Abdul Fikri Faqih juga menyatakan, faktor lain yang jadi pemicu rendahnya literasi Indonesia adalah rendahnya koordinasi vertikal antara pemerintah pusat dan daerah, di mana seharusnya pemda saling melengkapi, serta tidak selalu bergantung dengan pihak pemerintah pusat.

Ia mengingatkan bahwa fungsi pendidikan adalah salah satu yang didesentralisasikan sesuai otonomi daerah.

Sebagaimana diwartakan, sebagian guru di Indonesia dinilai belum melek teknologi sehingga diharapkan literasi teknologinya ditingkatkan untuk mengajar anak didik yang sangat dekat dengan teknologi.

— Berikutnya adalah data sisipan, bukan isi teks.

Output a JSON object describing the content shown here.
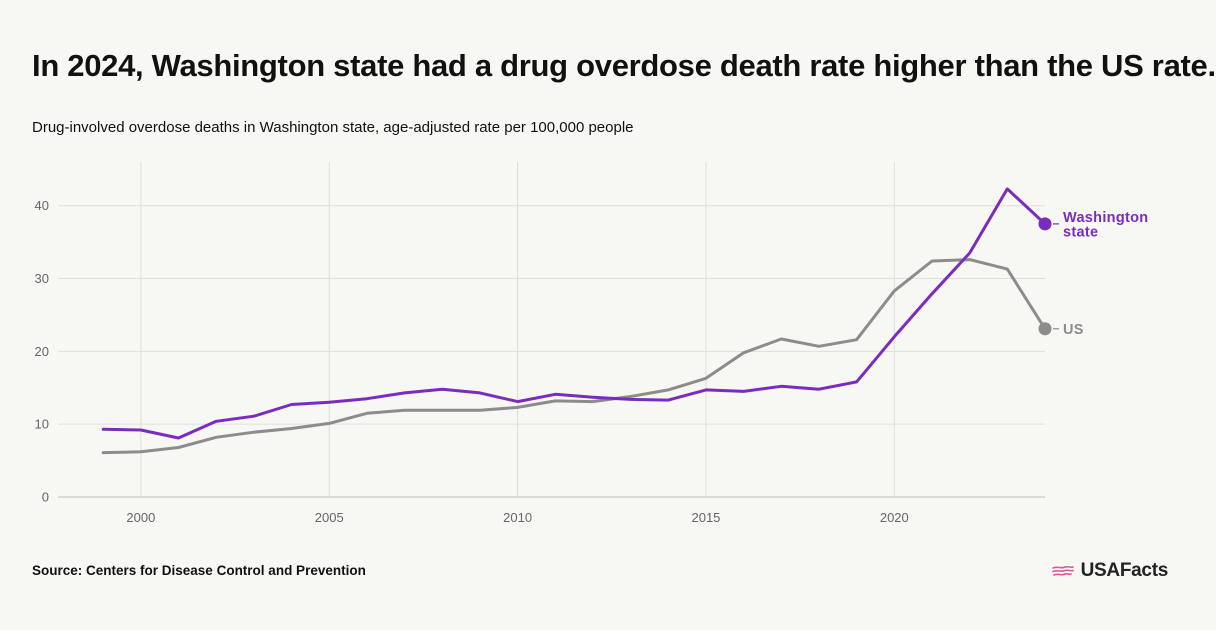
{
  "header": {
    "title": "In 2024, Washington state had a drug overdose death rate higher than the US rate.",
    "subtitle": "Drug-involved overdose deaths in Washington state, age-adjusted rate per 100,000 people"
  },
  "footer": {
    "source": "Source: Centers for Disease Control and Prevention",
    "logo_text": "USAFacts"
  },
  "colors": {
    "washington": "#7b2cbf",
    "us": "#8c8c8c",
    "grid": "#dededa",
    "tick": "#666666",
    "logo_flag": "#e0529c"
  },
  "chart_data": {
    "type": "line",
    "title": "In 2024, Washington state had a drug overdose death rate higher than the US rate.",
    "subtitle": "Drug-involved overdose deaths in Washington state, age-adjusted rate per 100,000 people",
    "x": [
      1999,
      2000,
      2001,
      2002,
      2003,
      2004,
      2005,
      2006,
      2007,
      2008,
      2009,
      2010,
      2011,
      2012,
      2013,
      2014,
      2015,
      2016,
      2017,
      2018,
      2019,
      2020,
      2021,
      2022,
      2023,
      2024
    ],
    "series": [
      {
        "name": "Washington state",
        "label_lines": [
          "Washington",
          "state"
        ],
        "color": "#7b2cbf",
        "values": [
          9.3,
          9.2,
          8.1,
          10.4,
          11.1,
          12.7,
          13.0,
          13.5,
          14.3,
          14.8,
          14.3,
          13.1,
          14.1,
          13.7,
          13.4,
          13.3,
          14.7,
          14.5,
          15.2,
          14.8,
          15.8,
          22.0,
          27.9,
          33.5,
          42.3,
          37.5
        ]
      },
      {
        "name": "US",
        "label_lines": [
          "US"
        ],
        "color": "#8c8c8c",
        "values": [
          6.1,
          6.2,
          6.8,
          8.2,
          8.9,
          9.4,
          10.1,
          11.5,
          11.9,
          11.9,
          11.9,
          12.3,
          13.2,
          13.1,
          13.8,
          14.7,
          16.3,
          19.8,
          21.7,
          20.7,
          21.6,
          28.3,
          32.4,
          32.6,
          31.3,
          23.1
        ]
      }
    ],
    "xticks": [
      2000,
      2005,
      2010,
      2015,
      2020
    ],
    "yticks": [
      0,
      10,
      20,
      30,
      40
    ],
    "xlim": [
      1997.8,
      2024
    ],
    "ylim": [
      0,
      46
    ],
    "grid": true,
    "legend": "end-of-line labels"
  }
}
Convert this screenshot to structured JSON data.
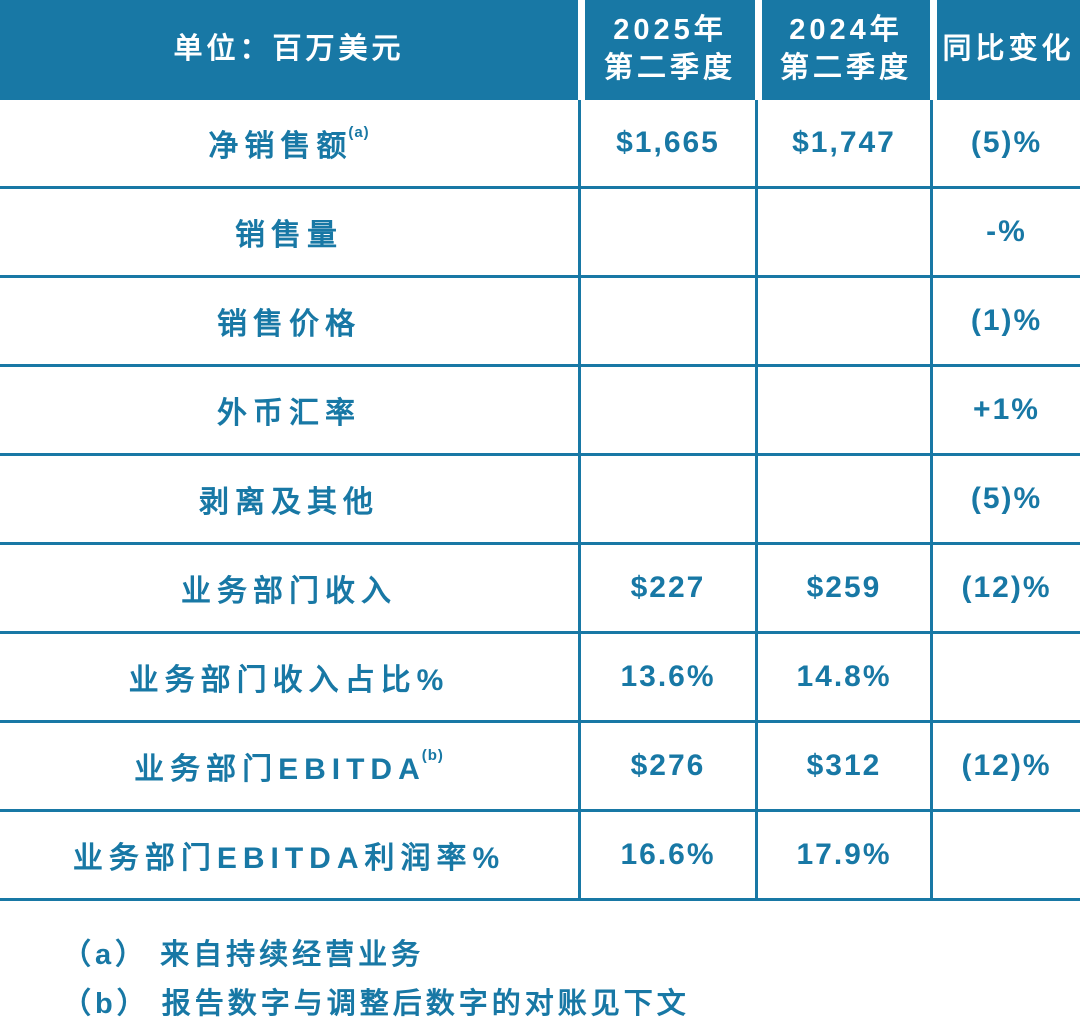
{
  "colors": {
    "accent": "#1878a5",
    "header_text": "#ffffff",
    "background": "#ffffff"
  },
  "table": {
    "header": {
      "unit": "单位：百万美元",
      "c2025_line1": "2025年",
      "c2025_line2": "第二季度",
      "c2024_line1": "2024年",
      "c2024_line2": "第二季度",
      "yoy": "同比变化"
    },
    "rows": [
      {
        "label": "净销售额",
        "sup": "(a)",
        "y2025": "$1,665",
        "y2024": "$1,747",
        "yoy": "(5)%"
      },
      {
        "label": "销售量",
        "sup": "",
        "y2025": "",
        "y2024": "",
        "yoy": "-%"
      },
      {
        "label": "销售价格",
        "sup": "",
        "y2025": "",
        "y2024": "",
        "yoy": "(1)%"
      },
      {
        "label": "外币汇率",
        "sup": "",
        "y2025": "",
        "y2024": "",
        "yoy": "+1%"
      },
      {
        "label": "剥离及其他",
        "sup": "",
        "y2025": "",
        "y2024": "",
        "yoy": "(5)%"
      },
      {
        "label": "业务部门收入",
        "sup": "",
        "y2025": "$227",
        "y2024": "$259",
        "yoy": "(12)%"
      },
      {
        "label": "业务部门收入占比%",
        "sup": "",
        "y2025": "13.6%",
        "y2024": "14.8%",
        "yoy": ""
      },
      {
        "label": "业务部门EBITDA",
        "sup": "(b)",
        "y2025": "$276",
        "y2024": "$312",
        "yoy": "(12)%"
      },
      {
        "label": "业务部门EBITDA利润率%",
        "sup": "",
        "y2025": "16.6%",
        "y2024": "17.9%",
        "yoy": ""
      }
    ],
    "footnotes": [
      "（a） 来自持续经营业务",
      "（b） 报告数字与调整后数字的对账见下文"
    ]
  },
  "chart_data": {
    "type": "table",
    "title": "单位：百万美元",
    "columns": [
      "单位：百万美元",
      "2025年第二季度",
      "2024年第二季度",
      "同比变化"
    ],
    "rows": [
      [
        "净销售额(a)",
        "$1,665",
        "$1,747",
        "(5)%"
      ],
      [
        "销售量",
        "",
        "",
        "-%"
      ],
      [
        "销售价格",
        "",
        "",
        "(1)%"
      ],
      [
        "外币汇率",
        "",
        "",
        "+1%"
      ],
      [
        "剥离及其他",
        "",
        "",
        "(5)%"
      ],
      [
        "业务部门收入",
        "$227",
        "$259",
        "(12)%"
      ],
      [
        "业务部门收入占比%",
        "13.6%",
        "14.8%",
        ""
      ],
      [
        "业务部门EBITDA(b)",
        "$276",
        "$312",
        "(12)%"
      ],
      [
        "业务部门EBITDA利润率%",
        "16.6%",
        "17.9%",
        ""
      ]
    ],
    "footnotes": [
      "（a） 来自持续经营业务",
      "（b） 报告数字与调整后数字的对账见下文"
    ]
  }
}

“Di Indonesia sebagian guru tingkat literasi teknologinya masih rendah, penguasaan teknologi itu memang perlu ditingkatkan,” ujar Manajer Kerja Sama Pemerintah perusahaan penyedia layanan dan konten pendidikan berbasis teknologi Ruang Guru, Ghazzian Afif di Jakarta, Senin (28/8).

Menurut Ghazzian Afif, tidak ada perbedaan yang signifikan antara guru yang ada di daerah dan yang ada di kota, sehingga yang membedakan hanya guru di kota lebih familiar dengan barang-barang berteknologi.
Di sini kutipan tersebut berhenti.